Tango has a way, we call it close embrace. It’s very difficult for a woman, especially a foreign woman, to understand that a guy is going to put you here (on his chest). We bring our energy together in a close embrace, and our bodies enjoy the music. We try to move together, one helps the other to be in the music, one helps the other to do short steps, because we don’t need long steps. We need to walk like we walk on the street but with feeling.

You can copy my steps, but you can’t copy what I feel. If I were to dance now, and I danced this tango, I wouldn’t dance the same way as in the video, because today it’s another feeling. And that’s what people need to understand. You can love ten people in your life, with passion or whatever, but it will be different with each one. That’s the secret of life.

Most of those who dance tango are crazy for the steps and figures — I want to be a better dancer than he is.  No, be better than he is showing who you are. See me work and afterwards you tell me how much you are going to pay me because I give 100% and I enjoy it.

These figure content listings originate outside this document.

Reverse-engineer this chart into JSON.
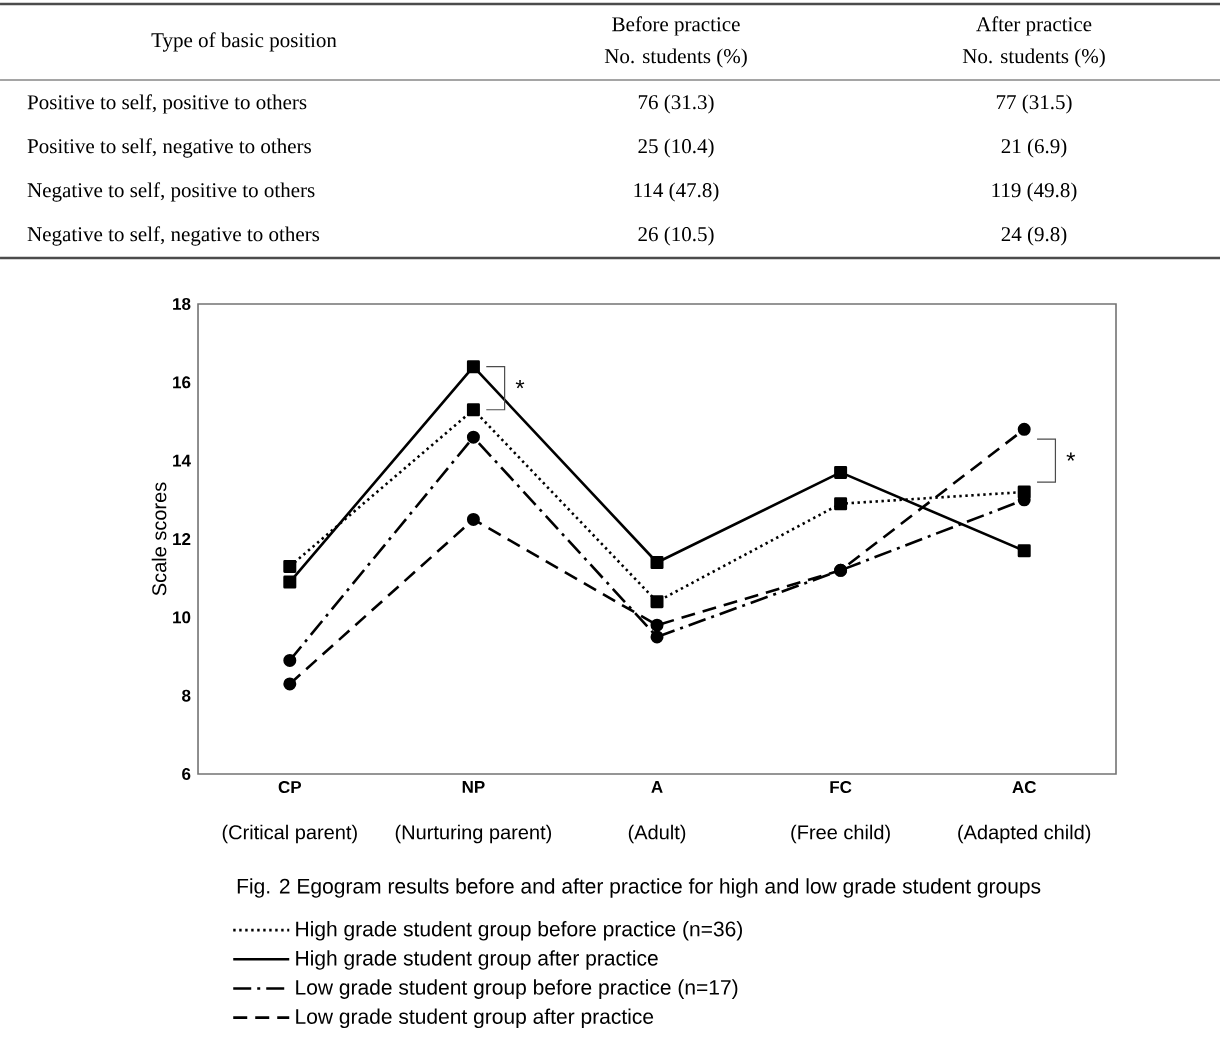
{
  "chart_data": [
    {
      "type": "other",
      "annotations": [
        "Type of basic position",
        "Before practice",
        "No. students (%)",
        "After practice",
        "No. students (%)",
        "Positive to self, positive to others",
        "76 (31.3)",
        "77 (31.5)",
        "Positive to self, negative to others",
        "25 (10.4)",
        "21 (6.9)",
        "Negative to self, positive to others",
        "114 (47.8)",
        "119 (49.8)",
        "Negative to self, negative to others",
        "26 (10.5)",
        "24 (9.8)"
      ]
    },
    {
      "type": "line",
      "ylabel": "Scale scores",
      "categories": [
        "CP",
        "NP",
        "A",
        "FC",
        "AC"
      ],
      "ylim": [
        6,
        18
      ],
      "yticks": [
        6,
        8,
        10,
        12,
        14,
        16,
        18
      ],
      "legend": "bottom",
      "series": [
        {
          "name": "High grade student group before practice (n=36)",
          "color": "#000000",
          "line_style": "dotted",
          "marker": "square",
          "values": [
            11.3,
            15.3,
            10.4,
            12.9,
            13.2
          ]
        },
        {
          "name": "High grade student group after practice",
          "color": "#000000",
          "line_style": "solid",
          "marker": "square",
          "values": [
            10.9,
            16.4,
            11.4,
            13.7,
            11.7
          ]
        },
        {
          "name": "Low grade student group before practice (n=17)",
          "color": "#000000",
          "line_style": "dashdot",
          "marker": "circle",
          "values": [
            8.9,
            14.6,
            9.5,
            11.2,
            13.0
          ]
        },
        {
          "name": "Low grade student group after practice",
          "color": "#000000",
          "line_style": "dashed",
          "marker": "circle",
          "values": [
            8.3,
            12.5,
            9.8,
            11.2,
            14.8
          ]
        }
      ],
      "annotations": [
        "(Critical parent)",
        "(Nurturing parent)",
        "(Adult)",
        "(Free child)",
        "(Adapted child)",
        "Fig. 2 Egogram results before and after practice for high and low grade student groups",
        "*",
        "*"
      ]
    }
  ]
}
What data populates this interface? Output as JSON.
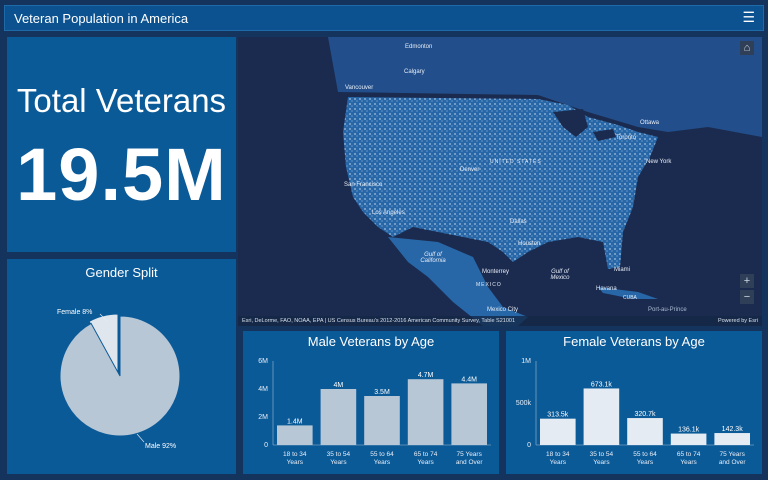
{
  "header": {
    "title": "Veteran Population in America",
    "menu_icon": "hamburger-menu-icon"
  },
  "total": {
    "label": "Total Veterans",
    "value": "19.5M"
  },
  "gender": {
    "title": "Gender Split",
    "chart_data": {
      "type": "pie",
      "slices": [
        {
          "label": "Female 8%",
          "value": 8,
          "color": "#dfe6ee"
        },
        {
          "label": "Male 92%",
          "value": 92,
          "color": "#b8c7d6"
        }
      ]
    }
  },
  "map": {
    "cities": [
      "Edmonton",
      "Calgary",
      "Vancouver",
      "Ottawa",
      "Toronto",
      "New York",
      "UNITED STATES",
      "Denver",
      "San Francisco",
      "Los Angeles",
      "Dallas",
      "Houston",
      "Miami",
      "Gulf of California",
      "Monterrey",
      "Gulf of Mexico",
      "MEXICO",
      "Havana",
      "CUBA",
      "Mexico City",
      "Port-au-Prince"
    ],
    "attribution": "Esri, DeLorme, FAO, NOAA, EPA | US Census Bureau's 2012-2016 American Community Survey, Table S21001",
    "powered": "Powered by Esri",
    "zoom_in": "+",
    "zoom_out": "−",
    "home_icon": "home-icon"
  },
  "chart_data": [
    {
      "type": "bar",
      "title": "Male Veterans by Age",
      "categories": [
        "18 to 34 Years",
        "35 to 54 Years",
        "55 to 64 Years",
        "65 to 74 Years",
        "75 Years and Over"
      ],
      "values": [
        1.4,
        4,
        3.5,
        4.7,
        4.4
      ],
      "data_labels": [
        "1.4M",
        "4M",
        "3.5M",
        "4.7M",
        "4.4M"
      ],
      "ylim": [
        0,
        6
      ],
      "yticks": [
        {
          "v": 0,
          "l": "0"
        },
        {
          "v": 2,
          "l": "2M"
        },
        {
          "v": 4,
          "l": "4M"
        },
        {
          "v": 6,
          "l": "6M"
        }
      ],
      "color": "#b8c7d6",
      "grid": false
    },
    {
      "type": "bar",
      "title": "Female Veterans by Age",
      "categories": [
        "18 to 34 Years",
        "35 to 54 Years",
        "55 to 64 Years",
        "65 to 74 Years",
        "75 Years and Over"
      ],
      "values": [
        313.5,
        673.1,
        320.7,
        136.1,
        142.3
      ],
      "data_labels": [
        "313.5k",
        "673.1k",
        "320.7k",
        "136.1k",
        "142.3k"
      ],
      "ylim": [
        0,
        1000
      ],
      "yticks": [
        {
          "v": 0,
          "l": "0"
        },
        {
          "v": 500,
          "l": "500k"
        },
        {
          "v": 1000,
          "l": "1M"
        }
      ],
      "color": "#e4ebf2",
      "grid": false
    }
  ]
}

There are thousands who dance tango, but there are very few who dance tango with feeling. We are no more than 30 or 40 milongueros, so when we die, nobody will remember us.

Who is the best dancer? The one who shows he knows a lot or the one who tries to give you his heart, his feeling. I believe the latter, so I do that. A lot of people asked me to dance on stage in lots of places. I never wanted to do it because I would have to change my style. I have to dance what people want to see. No, what you want to see is what I’m going to give you, not what you ask for. I can give you love because you love me. I can give you love if I feel it. If not, it isn’t love. That is what I feel.

It isn’t true you need to learn special steps, that you need to go to a ballet studio to do exercises, no. You need to feel that your body is enjoying it so the body doesn’t stop. You can enjoy it five or six hours. You see people in Buenos Aires of 78 years who seem 25 years younger when they dance.

When I began to dance outside of my house, I was 14, but I already danced. Big guys, 23 or 24, took me along because if not they wouldn’t let me enter.

I feel that the most beautiful thing that you can do for someone is to serve them because it’s the only way you feel your worth. We are part of something that is like music. It’s like we are part of a mechanism — it works only if you put your own self. If you don’t put your own self, you’re out. So put your own self to continue because you’re going to learn something new every day. I wake up happy every day in my life. Why? Because I’m alive.

You need to die to be part of what you’re going to leave in energy to the world because we all are energy. So we need to leave the best.

Celebrating 59 years of tango

The woman in both photos is Jill Barrett of London, who organized classes and taught with Ricardo.